Re-criminalising Adultery

Re-criminalising Adultery


The Parliamentary Standing Committee on Home Affairs recently proposed the reinstatement of adultery as a criminal offense in India, albeit on gender-neutral grounds, seeking to safeguard the sanctity of marriage. This recommendation comes after a unanimous 2018 Supreme Court decision decriminalized adultery, citing discrimination concerns. The committee contends that the institution of marriage is sacrosanct, while opposition members argue against state intrusion into private lives.


GS-02 (Social Empowerment, Gender)


Adultry, Supreme court judgements

UPSC Mains Question:

Discuss the implications of the Parliamentary Standing Committee’s recommendation to criminalize adultery in a gender-neutral manner on the backdrop of the 2018 Supreme Court decision. (150 words)

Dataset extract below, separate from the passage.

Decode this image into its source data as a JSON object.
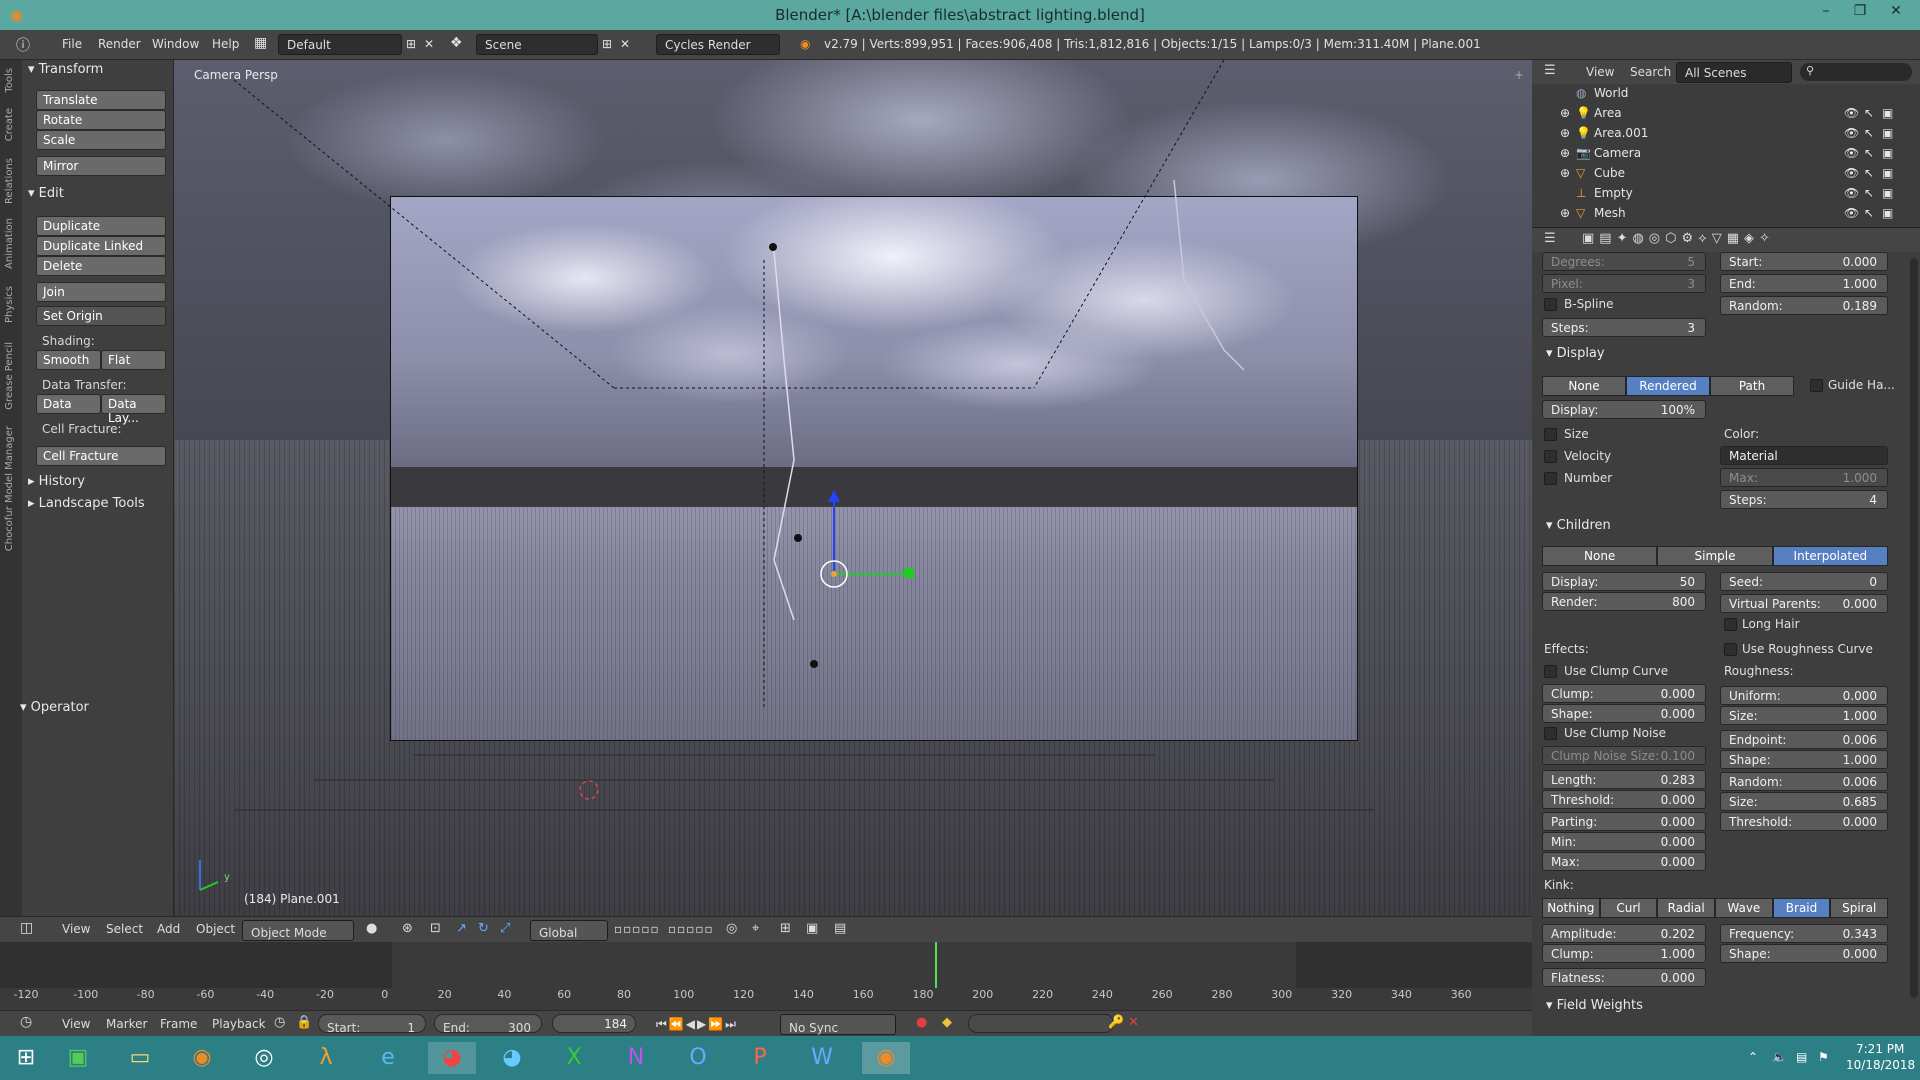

Dimensions of the Article:

  • Adultry
  • Supreme Court Ruling on Adultery
  • Committee’s Recommendation
  • Challenges and Dissent


  • It refers to the consensual sexual involvement between a married individual and someone other than their current spouse or partner.
  • Section 497 of the Indian Penal Code (IPC): This section dictates that anyone engaging in sexual relations with the wife of another man, without the explicit consent or connivance of that man, and where the act does not qualify as the offence of rape, is deemed culpable of adultery and is subject to legal consequences.
  • Remarkably, the law does not hold the wife accountable, assuming that only a man can entice a woman into a sexual act. The presumption is that the husband is the one who endures harm due to his wife’s sexual involvement without his consent. Simultaneously, the law does not provide protection to the wife in cases of similar actions by her husband.

Supreme Court Ruling on Adultery:

  • The Supreme Court declared the 158-year-old adultery law as unconstitutional, citing violations of Article 21 (Right to life and personal liberty) and Article 14 (Right to equality). The court emphasized that while individuals may part ways due to infidelity, criminalizing adultery is an excessive intrusion into matters of marital privacy.
  • Furthermore, the court noted the absence of data supporting claims that decriminalizing adultery would lead to disruptions in sexual morality or an increase in divorce rates. Any legal provision impacting individual dignity and women’s equality is considered contrary to the Constitution, challenging the notion that a husband holds mastery over his wife.
  • The court rejected the Doctrine of Coverture, an outdated concept suggesting that a woman loses identity and legal rights upon marriage, deeming it violative of fundamental rights. The ruling emphasized that marriage should not entail the surrender of individual autonomy, asserting that the ability to make sexual choices is crucial to human liberty, even within the private sphere.
  • In addressing cases where an aggrieved spouse might take extreme measures due to their partner’s adulterous relationship, the court recognized the potential for considering it as abetment to suicide if sufficient evidence is presented. The ruling challenged societal expectations imposed on women, highlighting the paradoxical nature of society, which upholds virtuous ideals for women while being complicit in heinous acts like rape, honor killings, and gender-based violence.

Committee’s Recommendation:

  • The 350-page report suggests reinstating adultery as a criminal offense but making it gender-neutral. The rationale emphasizes protecting the sacred institution of marriage and rectifying the past bias of penalizing only married men.
  • Tracing the roots back to Lord Macaulay’s drafting of the IPC, the article explores the oscillation in views on criminalizing adultery. It delves into the 1971 Law Commission’s report, the Malimath Committee’s 2003 proposal for gender-neutral adultery laws, and the subsequent Supreme Court’s 2018 decision.

Challenges and Dissent:

  • Opposition from MPs and legal experts questions the need for criminalizing adultery, arguing for the autonomy of consenting adults.
  • P. Chidambaram’s dissent emphasizes avoiding state interference in private lives and challenges the perception of marriage as a sacrament.
  • The article explores the parliamentary authority to overrule Supreme Court judgments and the need for legislative action to alter the legal basis of the 2018 decision. It cites recent judgments that clarify the conditions under which validating legislation can be passed.

Way Forward:

The future course hinges on a delicate balance between upholding the sanctity of marriage and respecting individual autonomy. Navigating through historical legislative perspectives, judicial decisions, and contemporary recommendations requires a nuanced approach.